This year’s FST Media Technology & Innovation – the Future of Banking & Financial Services event subtly brought to light an interesting point around people and the human resources required for innovation in business. All of the tech in the world is useless if you don’t have the right people in place behind it.
The lack of technology literacy within institutions and especially board members is a hurdle that needs to be overcome rapidly if an organization wants to improve innovation. The brave presenters admitted to it but were quick to point out that their boards were conscious of the issue and taking steps to address it. It might also have been a cry out and warming to those directors and senior executives that still believe that tight regulations will shield them from new entrants into the market.

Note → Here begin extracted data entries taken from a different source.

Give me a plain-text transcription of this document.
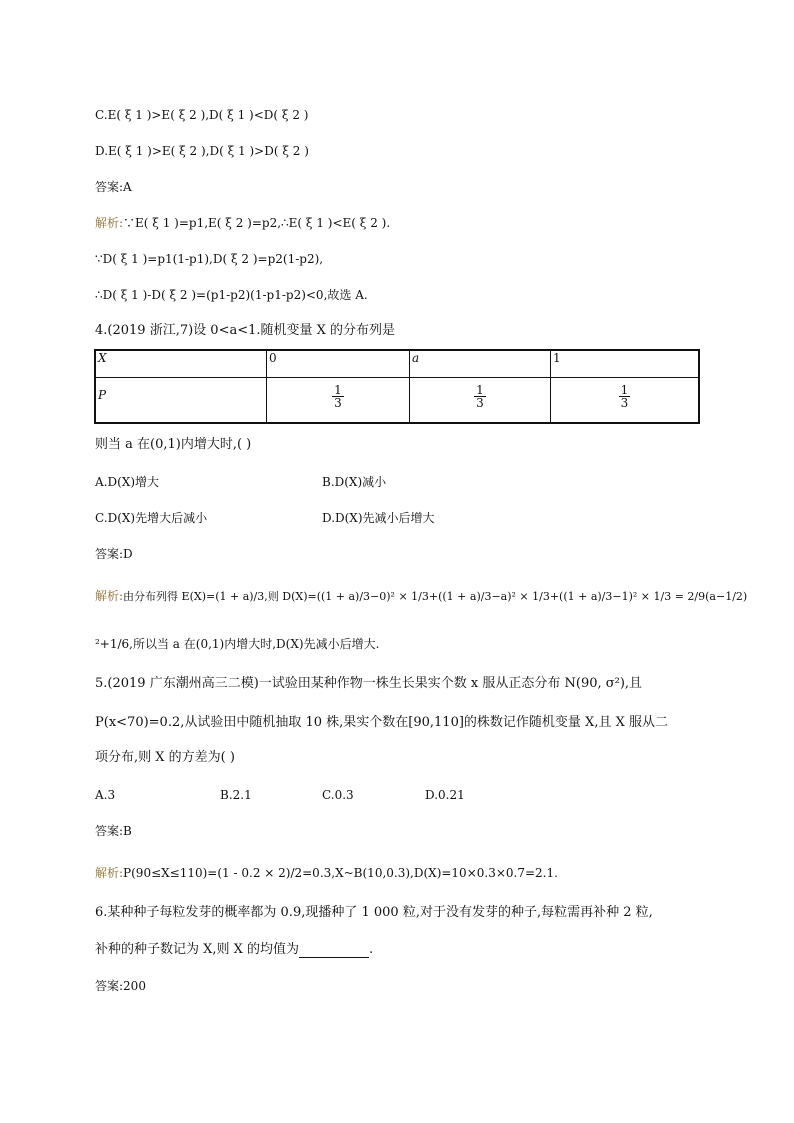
C.E( ξ 1 )>E( ξ 2 ),D( ξ 1 )<D( ξ 2 )
D.E( ξ 1 )>E( ξ 2 ),D( ξ 1 )>D( ξ 2 )
答案:A
解析:∵E( ξ 1 )=p1,E( ξ 2 )=p2,∴E( ξ 1 )<E( ξ 2 ).
∵D( ξ 1 )=p1(1-p1),D( ξ 2 )=p2(1-p2),
∴D( ξ 1 )-D( ξ 2 )=(p1-p2)(1-p1-p2)<0,故选 A.
4.(2019 浙江,7)设 0<a<1.随机变量 X 的分布列是
X	0	a	1
P	$\frac{1}{3}$	$\frac{1}{3}$	$\frac{1}{3}$
则当 a 在(0,1)内增大时,( )
A.D(X)增大	B.D(X)减小
C.D(X)先增大后减小	D.D(X)先减小后增大
答案:D
解析:由分布列得 E(X)=(1 + a)/3,则 D(X)=((1 + a)/3−0)² × 1/3+((1 + a)/3−a)² × 1/3+((1 + a)/3−1)² × 1/3 = 2/9(a−1/2)
²+1/6,所以当 a 在(0,1)内增大时,D(X)先减小后增大.
5.(2019 广东潮州高三二模)一试验田某种作物一株生长果实个数 x 服从正态分布 N(90, σ²),且
P(x<70)=0.2,从试验田中随机抽取 10 株,果实个数在[90,110]的株数记作随机变量 X,且 X 服从二
项分布,则 X 的方差为( )
A.3	B.2.1	C.0.3	D.0.21
答案:B
解析:P(90≤X≤110)=(1 - 0.2 × 2)/2=0.3,X~B(10,0.3),D(X)=10×0.3×0.7=2.1.
6.某种种子每粒发芽的概率都为 0.9,现播种了 1 000 粒,对于没有发芽的种子,每粒需再补种 2 粒,
补种的种子数记为 X,则 X 的均值为	.
答案:200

Existing institutions are holding on to core values and stressing that trust and reputation with customers is more important than ever and above anything else including innovation. But are they clutching straws? In some areas of the industry, like payment systems, consumers are willing to try new things (non-traditional players), and the adoption of PayPal over the last few years is a good example. We now see some retailers accepting Bitcoin; is that just a fad or the beginnings of a new era?
Statistics tell us that 85 percent of defectors are satisfied customers. However, customer satisfaction alone is not enough to earn their loyalty and advocacy. Businesses need innovation. While banking remains a sticky business where reputation is important, the industry could see some erosion in those areas where reputation and history is less important and convenience, speed and fast results are more valued.
It’s not all doom and gloom for the prevailing players; their pre-existing diverse channels, from digital to actual branches and extensive customer-service capabilities, are a significant edge. The biggest threat might not come from outside but from within the industry itself, where a more nimble player will succeed in developing a start-up culture and leveraging technology and excellent customer services to create the most innovative products and services the consumers haven’t even dreamed of such as “insurance should no longer be driven by fear” suggested by Lean-Ann Walker from AMP.
Another emerging people issue that was raised was the lack of a pipeline of people in the Gen Y/Millennial group. Neither the industry nor the technology sector is appealing to them, especially to women who are not enrolling in technology degrees. Yet the industry is crying out for people who are capable of adapting to change and learning fast.
Tacit knowledge and transferring that into the digital age is another important human resources issue that innovating businesses should be aware of.